Ofgem has confirmed a £277.5 million cut to National Grid's gas transmission price control allowance.
The reduction will be made after planned works to upgrade the transmission network to provide capacity at the Fleetwood entry point were scrapped.
National Grid's obligation to provide this capacity was originally triggered by bids for national transmission system entry capacity in September 2006. However, the buyer, a gas shipper called Canatxx, no longer has a right to the capacity after it defaulted on payments.
National Grid later offered the entry capacity at auctions to other parties, at which point another gas shipper successfully bid for 350 GWh/day at Fleetwood for use in one quarter of 2025.
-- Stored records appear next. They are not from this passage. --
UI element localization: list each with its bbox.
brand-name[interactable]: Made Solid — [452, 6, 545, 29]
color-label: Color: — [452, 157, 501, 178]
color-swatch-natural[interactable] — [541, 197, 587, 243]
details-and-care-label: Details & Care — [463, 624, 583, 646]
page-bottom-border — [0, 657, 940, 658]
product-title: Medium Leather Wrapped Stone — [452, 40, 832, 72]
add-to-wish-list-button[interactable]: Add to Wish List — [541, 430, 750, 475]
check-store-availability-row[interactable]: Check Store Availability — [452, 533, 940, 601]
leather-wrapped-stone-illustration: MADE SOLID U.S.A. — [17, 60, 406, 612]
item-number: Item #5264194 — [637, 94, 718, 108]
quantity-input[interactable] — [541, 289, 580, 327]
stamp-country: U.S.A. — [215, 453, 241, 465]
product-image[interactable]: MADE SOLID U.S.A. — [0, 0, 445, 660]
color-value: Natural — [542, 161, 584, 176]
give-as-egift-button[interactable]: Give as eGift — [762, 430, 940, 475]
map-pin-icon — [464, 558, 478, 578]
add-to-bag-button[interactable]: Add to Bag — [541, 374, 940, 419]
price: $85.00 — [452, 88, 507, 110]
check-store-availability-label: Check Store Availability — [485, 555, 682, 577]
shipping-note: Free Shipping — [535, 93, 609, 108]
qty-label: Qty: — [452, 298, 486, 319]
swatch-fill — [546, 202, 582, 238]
Nevertheless, the gas transmission owner doesn't expect to incur any further expenditure on infrastructure upgrades for the entry point in the current price control, allowing Ofgem to push ahead with the spending allowance reduction.
Ofgem announced its "minded-to" decision on the £277.5m cut in March this year. It had previously issued notification of its intention to review the National Grid's Fleetwood obligations in November 2016 as part of a mid-regulatory period review of network allowances.
National Grid said it had nothing to add to its statement issued at the end of last year, which said a spending allowance reduction "had been anticipated" and was "in line with expectations" at the company.
The mid-period review for gas transmission also hit National Grid with a £168.8m claw-back for costs associated with the construction of a new high pressure gas pipeline in Avonmouth.
This reduction was confirmed in February this year.